As mentioned, there are easy counterxamples. However, it is true for UFDs since PIDs are *precisely* the $\rm UFDs$ of dimension $\le 1,\:$ i.e. such that prime ideals $\ne 0$ are maximal. Below is a sketch of a proof of this and closely related results.

**Theorem** $\rm\ \ \ TFAE\ $ for a $\rm UFD\ D$

$(1)\ \ $ prime ideals are maximal if nonzero

$(2)\ \ $ prime ideals are principal

$(3)\ \ $ maximal ideals are principal

$(4)\ \ \rm\ gcd(a,b) = 1\ \Rightarrow\ (a,b) = 1$

$(5)\ \ $ $\rm D$ is Bezout

$(6)\ \ $ $\rm D$ is a $\rm PID$

**Proof** $\ $ (sketch of $1 \Rightarrow 2 \Rightarrow 3 \Rightarrow 4 \Rightarrow 5 \Rightarrow 6 \Rightarrow 1$)

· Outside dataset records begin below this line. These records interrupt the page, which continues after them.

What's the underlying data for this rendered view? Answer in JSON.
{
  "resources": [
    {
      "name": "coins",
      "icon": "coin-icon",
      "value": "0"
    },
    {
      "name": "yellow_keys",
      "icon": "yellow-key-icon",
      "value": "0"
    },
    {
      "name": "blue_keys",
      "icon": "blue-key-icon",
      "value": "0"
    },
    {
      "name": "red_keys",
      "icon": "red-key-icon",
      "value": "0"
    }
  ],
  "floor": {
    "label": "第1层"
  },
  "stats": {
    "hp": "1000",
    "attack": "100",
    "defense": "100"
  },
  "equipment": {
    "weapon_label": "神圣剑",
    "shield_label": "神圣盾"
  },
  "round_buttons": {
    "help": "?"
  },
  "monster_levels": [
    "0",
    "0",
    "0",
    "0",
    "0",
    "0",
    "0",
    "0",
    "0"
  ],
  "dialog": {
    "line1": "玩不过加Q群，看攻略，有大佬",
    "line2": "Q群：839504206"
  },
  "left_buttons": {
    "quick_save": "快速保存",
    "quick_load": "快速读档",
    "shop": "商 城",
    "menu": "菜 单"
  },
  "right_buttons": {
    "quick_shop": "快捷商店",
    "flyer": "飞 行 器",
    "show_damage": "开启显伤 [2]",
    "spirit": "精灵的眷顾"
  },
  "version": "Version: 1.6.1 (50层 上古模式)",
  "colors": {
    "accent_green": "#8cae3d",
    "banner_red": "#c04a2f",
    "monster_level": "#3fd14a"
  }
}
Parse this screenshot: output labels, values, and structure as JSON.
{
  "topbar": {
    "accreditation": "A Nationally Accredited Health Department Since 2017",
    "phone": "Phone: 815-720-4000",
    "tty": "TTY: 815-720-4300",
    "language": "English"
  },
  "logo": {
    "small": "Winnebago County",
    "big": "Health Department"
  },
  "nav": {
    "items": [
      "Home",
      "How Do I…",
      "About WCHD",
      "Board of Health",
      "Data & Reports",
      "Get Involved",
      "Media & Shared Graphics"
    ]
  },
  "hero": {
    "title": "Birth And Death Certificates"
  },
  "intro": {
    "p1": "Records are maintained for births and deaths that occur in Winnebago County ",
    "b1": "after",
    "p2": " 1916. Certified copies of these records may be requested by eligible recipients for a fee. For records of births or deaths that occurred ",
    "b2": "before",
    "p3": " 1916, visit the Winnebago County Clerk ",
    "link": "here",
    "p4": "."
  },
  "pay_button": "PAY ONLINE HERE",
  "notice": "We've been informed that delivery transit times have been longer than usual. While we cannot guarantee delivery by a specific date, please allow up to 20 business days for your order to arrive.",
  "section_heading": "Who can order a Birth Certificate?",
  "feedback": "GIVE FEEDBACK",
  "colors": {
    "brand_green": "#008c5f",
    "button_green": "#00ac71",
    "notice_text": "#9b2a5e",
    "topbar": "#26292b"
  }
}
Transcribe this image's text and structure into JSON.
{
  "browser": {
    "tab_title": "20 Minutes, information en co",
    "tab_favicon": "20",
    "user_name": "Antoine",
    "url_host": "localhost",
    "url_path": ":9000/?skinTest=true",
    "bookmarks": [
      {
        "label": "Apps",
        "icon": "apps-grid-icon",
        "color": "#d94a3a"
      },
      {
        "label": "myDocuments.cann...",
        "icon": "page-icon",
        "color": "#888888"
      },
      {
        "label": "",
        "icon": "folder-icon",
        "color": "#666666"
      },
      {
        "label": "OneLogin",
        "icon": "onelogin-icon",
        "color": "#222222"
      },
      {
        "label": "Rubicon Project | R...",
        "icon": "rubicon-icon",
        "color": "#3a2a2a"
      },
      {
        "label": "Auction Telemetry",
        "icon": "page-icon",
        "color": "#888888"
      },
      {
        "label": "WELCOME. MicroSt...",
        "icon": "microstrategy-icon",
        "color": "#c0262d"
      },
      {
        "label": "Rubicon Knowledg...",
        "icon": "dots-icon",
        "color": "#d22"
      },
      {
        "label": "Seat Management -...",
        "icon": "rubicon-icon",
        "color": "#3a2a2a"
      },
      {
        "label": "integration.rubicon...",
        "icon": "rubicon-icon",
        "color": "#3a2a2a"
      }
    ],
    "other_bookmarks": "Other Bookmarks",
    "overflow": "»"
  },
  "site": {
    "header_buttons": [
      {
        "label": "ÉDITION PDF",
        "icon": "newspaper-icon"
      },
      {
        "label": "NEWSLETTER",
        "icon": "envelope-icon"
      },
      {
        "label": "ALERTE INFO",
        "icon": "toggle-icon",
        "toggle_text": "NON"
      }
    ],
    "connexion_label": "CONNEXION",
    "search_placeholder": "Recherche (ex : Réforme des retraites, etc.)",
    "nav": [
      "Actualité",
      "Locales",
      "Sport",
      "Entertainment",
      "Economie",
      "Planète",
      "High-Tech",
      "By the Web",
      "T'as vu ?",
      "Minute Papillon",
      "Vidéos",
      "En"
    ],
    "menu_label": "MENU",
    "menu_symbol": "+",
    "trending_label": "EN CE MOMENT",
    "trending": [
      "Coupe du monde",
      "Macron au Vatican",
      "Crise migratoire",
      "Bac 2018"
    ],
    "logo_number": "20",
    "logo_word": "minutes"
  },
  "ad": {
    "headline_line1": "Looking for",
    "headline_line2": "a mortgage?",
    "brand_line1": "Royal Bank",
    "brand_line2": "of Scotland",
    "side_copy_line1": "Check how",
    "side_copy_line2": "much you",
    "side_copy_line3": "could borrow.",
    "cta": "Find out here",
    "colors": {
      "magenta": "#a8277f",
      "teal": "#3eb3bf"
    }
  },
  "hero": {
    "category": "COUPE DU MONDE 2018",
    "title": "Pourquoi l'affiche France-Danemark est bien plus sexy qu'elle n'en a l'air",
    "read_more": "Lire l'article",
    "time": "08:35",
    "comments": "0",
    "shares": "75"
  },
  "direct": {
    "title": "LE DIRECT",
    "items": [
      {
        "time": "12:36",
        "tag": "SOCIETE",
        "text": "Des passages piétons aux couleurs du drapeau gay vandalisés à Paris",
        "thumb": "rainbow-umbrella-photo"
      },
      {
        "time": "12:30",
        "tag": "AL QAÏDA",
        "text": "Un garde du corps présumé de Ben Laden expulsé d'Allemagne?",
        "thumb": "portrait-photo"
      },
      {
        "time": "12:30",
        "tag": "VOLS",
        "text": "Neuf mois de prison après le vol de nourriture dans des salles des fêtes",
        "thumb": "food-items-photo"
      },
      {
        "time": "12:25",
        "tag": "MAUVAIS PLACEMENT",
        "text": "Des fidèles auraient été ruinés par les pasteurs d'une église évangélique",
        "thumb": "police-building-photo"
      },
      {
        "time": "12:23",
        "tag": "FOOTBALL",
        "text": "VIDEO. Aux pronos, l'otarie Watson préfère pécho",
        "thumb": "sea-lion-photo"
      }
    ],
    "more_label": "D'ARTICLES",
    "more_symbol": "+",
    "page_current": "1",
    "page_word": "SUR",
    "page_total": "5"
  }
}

$(1\Rightarrow 2)$ $\rm\ \ P\supset (p)\ \Rightarrow\ P = (p)$

$(2\Rightarrow 3)$ $\ \: $ Clear.

$(3\Rightarrow 4)$ $\ \ \rm (a,b) \subsetneq P = (p)\ $ so $\rm\ (a,b) = 1$

$(4\Rightarrow 5)$ $\ \ \rm c = \gcd(a,b)\ \Rightarrow\ (a,b) = c\ (a/c,b/c) = (c)$

$(5\Rightarrow 6)$ $\ \ \rm 0 \ne I \subset D\:$ Bezout is generated by an elt with the least number of prime factors

$(6\Rightarrow 1)$ $\ \ \rm P \supset (p),\ a \not\in (p)\ \Rightarrow\ (a,p) = (1)\ \Rightarrow\ P = (p)$